The parser is not very interesting, it's just an implementation of the CSS 3
parsing module. The latest iteration of the selector parser is pretty good. The
media query parser is horrible and should be rewritten. And the CSS value parser
works OK, but is missing features like variables.

Cascading is slow, though it could be slower. Chawan has style caching, so
re-styles are normally very fast. Also, a hash map is used for reducing initial
style calculation times. However, we don't have a Bloom filter yet.

## Layout

Layout can be found in the layout/ module.

It has some problems:

* CSS was designed for pixel-based displays, not for character-based ones. So we
  have to round a lot, and sometimes this goes wrong. (This is mostly solved by
  some basic heuristics inside the layout engine.)
* Some (now) commonly used features like grid are not implemented, so websites
  using those look ugly.
* It's slow on large documents, because we don't have partial layouting
  capabilities.

A good layout engine would be able to skip layouting of contents before/after
the currently visible part of the screen, especially in plain text files. Sadly
we don't have this functionality; everything is laid out again from scratch
every time we may have to re-layout.

Our layout engine is a rather simple procedural layout implementation. It runs
in two passes.

In the first pass, it generates the layout tree; this is important because rules
for generating anonymous boxes are surprisingly involved. (Specifically,
anonymous inline box handling is kind of a mess.)
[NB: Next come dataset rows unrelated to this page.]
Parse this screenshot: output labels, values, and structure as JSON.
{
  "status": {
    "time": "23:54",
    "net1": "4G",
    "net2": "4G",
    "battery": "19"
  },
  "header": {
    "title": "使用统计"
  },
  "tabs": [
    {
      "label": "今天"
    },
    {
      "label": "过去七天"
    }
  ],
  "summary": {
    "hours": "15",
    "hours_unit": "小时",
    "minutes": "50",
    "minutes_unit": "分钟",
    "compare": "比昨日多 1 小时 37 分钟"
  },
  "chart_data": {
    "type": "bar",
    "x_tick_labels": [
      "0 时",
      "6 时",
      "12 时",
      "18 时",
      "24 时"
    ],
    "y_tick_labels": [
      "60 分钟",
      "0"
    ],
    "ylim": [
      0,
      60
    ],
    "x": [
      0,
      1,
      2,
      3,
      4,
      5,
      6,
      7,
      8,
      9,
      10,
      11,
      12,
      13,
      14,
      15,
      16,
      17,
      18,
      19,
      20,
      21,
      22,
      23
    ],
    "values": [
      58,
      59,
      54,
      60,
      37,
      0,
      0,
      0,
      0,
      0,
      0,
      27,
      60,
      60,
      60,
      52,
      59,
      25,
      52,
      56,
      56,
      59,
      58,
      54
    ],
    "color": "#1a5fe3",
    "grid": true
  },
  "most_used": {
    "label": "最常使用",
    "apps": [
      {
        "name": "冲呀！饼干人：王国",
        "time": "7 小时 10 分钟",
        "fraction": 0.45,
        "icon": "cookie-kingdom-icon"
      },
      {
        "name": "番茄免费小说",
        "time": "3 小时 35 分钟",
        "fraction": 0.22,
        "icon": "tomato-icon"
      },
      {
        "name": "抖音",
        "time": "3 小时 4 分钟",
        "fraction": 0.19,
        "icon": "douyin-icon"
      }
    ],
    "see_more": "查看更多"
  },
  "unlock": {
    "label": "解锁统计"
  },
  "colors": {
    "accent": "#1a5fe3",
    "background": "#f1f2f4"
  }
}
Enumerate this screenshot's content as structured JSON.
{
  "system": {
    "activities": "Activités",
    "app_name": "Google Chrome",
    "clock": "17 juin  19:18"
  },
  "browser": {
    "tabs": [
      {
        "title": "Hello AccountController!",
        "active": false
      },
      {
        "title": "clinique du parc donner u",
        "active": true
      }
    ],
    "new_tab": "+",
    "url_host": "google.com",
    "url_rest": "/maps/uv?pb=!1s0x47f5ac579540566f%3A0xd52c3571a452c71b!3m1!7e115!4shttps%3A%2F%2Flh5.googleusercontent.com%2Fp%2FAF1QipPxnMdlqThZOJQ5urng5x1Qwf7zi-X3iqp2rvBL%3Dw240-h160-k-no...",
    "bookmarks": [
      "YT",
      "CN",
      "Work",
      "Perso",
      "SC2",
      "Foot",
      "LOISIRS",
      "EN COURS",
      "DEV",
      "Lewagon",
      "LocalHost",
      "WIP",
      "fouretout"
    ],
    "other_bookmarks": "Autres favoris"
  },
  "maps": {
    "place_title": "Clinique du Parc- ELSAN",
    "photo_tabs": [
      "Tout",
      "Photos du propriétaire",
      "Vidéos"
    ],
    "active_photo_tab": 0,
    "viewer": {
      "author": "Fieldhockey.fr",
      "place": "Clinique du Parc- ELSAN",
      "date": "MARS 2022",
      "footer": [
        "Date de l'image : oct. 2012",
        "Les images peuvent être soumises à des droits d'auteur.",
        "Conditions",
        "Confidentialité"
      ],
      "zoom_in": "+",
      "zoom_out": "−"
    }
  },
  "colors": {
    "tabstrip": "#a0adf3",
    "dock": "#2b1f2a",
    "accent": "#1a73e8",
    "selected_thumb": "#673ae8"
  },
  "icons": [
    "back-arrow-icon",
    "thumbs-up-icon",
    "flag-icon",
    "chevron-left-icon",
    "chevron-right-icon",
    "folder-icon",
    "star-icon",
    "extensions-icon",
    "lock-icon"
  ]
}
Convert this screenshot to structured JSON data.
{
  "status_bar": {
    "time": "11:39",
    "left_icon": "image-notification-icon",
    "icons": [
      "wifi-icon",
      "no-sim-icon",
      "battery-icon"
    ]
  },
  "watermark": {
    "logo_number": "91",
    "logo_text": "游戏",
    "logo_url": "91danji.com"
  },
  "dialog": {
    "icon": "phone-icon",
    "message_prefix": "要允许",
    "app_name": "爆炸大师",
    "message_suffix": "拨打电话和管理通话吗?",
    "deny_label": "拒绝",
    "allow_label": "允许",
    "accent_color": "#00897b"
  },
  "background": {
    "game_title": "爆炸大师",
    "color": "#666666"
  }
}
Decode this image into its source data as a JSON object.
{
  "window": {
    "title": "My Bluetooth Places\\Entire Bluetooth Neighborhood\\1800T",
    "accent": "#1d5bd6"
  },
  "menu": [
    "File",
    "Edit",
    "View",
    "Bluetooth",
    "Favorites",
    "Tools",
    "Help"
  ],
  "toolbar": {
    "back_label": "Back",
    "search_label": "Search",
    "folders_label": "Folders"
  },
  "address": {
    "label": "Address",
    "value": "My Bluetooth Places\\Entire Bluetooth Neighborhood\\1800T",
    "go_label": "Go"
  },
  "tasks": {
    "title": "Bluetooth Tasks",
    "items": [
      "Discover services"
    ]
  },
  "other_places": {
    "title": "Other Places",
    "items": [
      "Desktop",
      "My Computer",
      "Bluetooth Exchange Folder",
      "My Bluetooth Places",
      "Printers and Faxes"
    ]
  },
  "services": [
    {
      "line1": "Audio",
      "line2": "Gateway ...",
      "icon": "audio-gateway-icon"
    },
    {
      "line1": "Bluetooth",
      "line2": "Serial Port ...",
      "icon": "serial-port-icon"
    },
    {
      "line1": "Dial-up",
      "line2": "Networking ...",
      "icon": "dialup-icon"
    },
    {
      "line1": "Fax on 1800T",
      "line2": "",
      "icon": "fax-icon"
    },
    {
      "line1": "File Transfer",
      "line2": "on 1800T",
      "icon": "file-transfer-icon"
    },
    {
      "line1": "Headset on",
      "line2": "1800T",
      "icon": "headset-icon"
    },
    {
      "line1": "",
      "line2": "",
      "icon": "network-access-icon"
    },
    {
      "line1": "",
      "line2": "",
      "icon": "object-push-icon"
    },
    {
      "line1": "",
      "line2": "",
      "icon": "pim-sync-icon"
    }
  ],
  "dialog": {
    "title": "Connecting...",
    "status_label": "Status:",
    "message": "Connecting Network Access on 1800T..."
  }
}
The second pass then does the actual arrangement of the boxes on the screen. The
output tree uses relative coordinates; that is, every box is positioned relative
to its parent.

Layout is fully recursive. This means that after a certain nesting depth, the
buffer will run out of stack space and promptly crash.

### Rendering

After layout is finished, the document is rendered onto a text-based canvas,
which is represented as a sequence of strings associated with their formatting.

Again, the entire document is rendered, which is the main reason why Chawan
performs poorly on large documents.

The positive side of this is that search is very simple (and fast), since we are
just running regexes over a linear sequence of strings.